Na tarde de ontem o delegado chamou a Marlene porque Jó Curador, raizeiro, tinha dado queixa contra ela, por calote. Segundo Jó, Marlene havia lhe encomendado um serviço das Forças para o marido Cinésio negociar um automóvel antigo, recebido de herança familiar. Havia tempo que ela e o esposo pelejavam para passar adiante o veículo, um Opala meio conservado, meio avariado, e não achavam comprador. Parece que a mulher já é envolvida há tempos com as coisas místicas e resolveu novamente movimentar as famílias dos invisíveis para limpar os caminhos.

Acontece que, para a mesma demanda, Marlene já havia procurado primeiro a velha Mãe Cissa, da Cascalheira, e depois, desesperada com a demora, foi ao Jó Curador, e ainda inquietou mais gente que opera com as duas mãos. Ao fim e ao cabo, o marido dela finalmente vendeu o Opala a você, meu irmão, que é bom pagador e adquiriu o veículo a preço honesto. E o carro não está assim tão ruim, anda na rua e no barro e ainda suporta alguma reforma.

Mas, voltando à contenda da delegacia, o Jó Curador deu parte porque a Marlene não tinha pagado o trabalho conforme se combinaram. Ela admitia o trato, mas jurava que o sucesso do negócio se devia a Mãe Cissa, e garantiu haver remunerado a velha.

O delegado quis ouvir mais gente, e até cogitou lhe chamar, a você, comprador, para dar opinião, mas Jó e Marlene pediram que o poupasse, e propuseram convocar a velha mãe da Cascalheira.

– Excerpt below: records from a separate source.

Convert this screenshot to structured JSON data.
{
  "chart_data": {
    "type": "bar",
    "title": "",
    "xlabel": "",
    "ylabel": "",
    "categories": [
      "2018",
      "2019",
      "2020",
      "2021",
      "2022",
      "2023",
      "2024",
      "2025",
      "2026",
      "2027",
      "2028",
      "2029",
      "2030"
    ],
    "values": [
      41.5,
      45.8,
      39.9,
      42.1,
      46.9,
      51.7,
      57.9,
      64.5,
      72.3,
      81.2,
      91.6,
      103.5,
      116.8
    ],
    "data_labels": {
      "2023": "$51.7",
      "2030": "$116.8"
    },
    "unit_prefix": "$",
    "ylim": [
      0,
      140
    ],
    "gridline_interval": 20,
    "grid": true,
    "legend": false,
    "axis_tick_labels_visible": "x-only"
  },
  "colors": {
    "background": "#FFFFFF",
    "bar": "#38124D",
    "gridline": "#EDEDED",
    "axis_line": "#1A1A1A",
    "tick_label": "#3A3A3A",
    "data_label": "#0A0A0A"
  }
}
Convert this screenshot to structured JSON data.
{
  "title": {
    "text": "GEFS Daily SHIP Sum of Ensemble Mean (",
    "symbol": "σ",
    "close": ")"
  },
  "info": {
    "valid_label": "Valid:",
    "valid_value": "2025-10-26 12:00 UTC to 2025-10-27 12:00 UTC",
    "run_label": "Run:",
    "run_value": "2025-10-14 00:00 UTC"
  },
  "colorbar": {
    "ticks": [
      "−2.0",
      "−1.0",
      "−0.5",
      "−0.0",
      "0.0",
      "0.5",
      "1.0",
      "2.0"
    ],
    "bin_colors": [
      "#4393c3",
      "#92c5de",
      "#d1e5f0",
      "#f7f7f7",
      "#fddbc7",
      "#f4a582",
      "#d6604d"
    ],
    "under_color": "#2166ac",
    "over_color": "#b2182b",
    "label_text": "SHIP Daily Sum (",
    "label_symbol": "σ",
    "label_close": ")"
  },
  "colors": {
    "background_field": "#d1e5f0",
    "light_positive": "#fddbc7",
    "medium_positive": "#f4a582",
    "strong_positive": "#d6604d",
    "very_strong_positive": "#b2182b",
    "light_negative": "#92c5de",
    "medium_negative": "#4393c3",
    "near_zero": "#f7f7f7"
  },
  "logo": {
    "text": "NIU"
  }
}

Mandaram buscar a Mãe Cissa, coitada, mulher idosa e serena, uma desfeita levar aquela senhora num ambiente de cizânia como a cadeia pública. E a pobre só confirmou que fez sim tratamento espiritual com a Marlene. Falou isso em um minuto e o resto ficou calada. A Marlene já ria aliviada, se achando dispensada, mas ainda teve que pagar pelos seus excessos.

Como o delegado é homem novo, desses que gosta de ficar explicando a lei para as pessoas, disse em alto e bom som que a mulher do Cinésio tinha contratado um serviço, que o dito serviço ela reconhecia cumprido, mesmo sendo um favor mágico, e que ela, a Marlene, não tinha perícia para estabelecer cotas de participação nos lucros. Partindo desses princípios, obrigou a infeliz a pagar ao Jó, apesar dos impropérios e das caretas dela.

Eu quis vir aqui logo que soube do buchicho, de manhã, mas só agora tive tempo. Queria lhe comunicar, porque me preocupo com essas histórias de ventos enviesados e energias carregadas. No entanto, como o carro lhe foi repassado a dinheiro, bem certo está lavado de qualquer magnetismo, porque o dinheiro é líquido igual à água, que flui e faz fluir.

Sei, enfim, que três pessoas não dormiram bem a noite passada: a Marlene, com ódio, o delegado, com medo, e eu, que já não durmo bem a vida toda, e saio cedo de casa para ouvir as resenhas do povo.

*A partir de queixa policial citada por Nivio Ramos Sales no livro Prova de Fogo.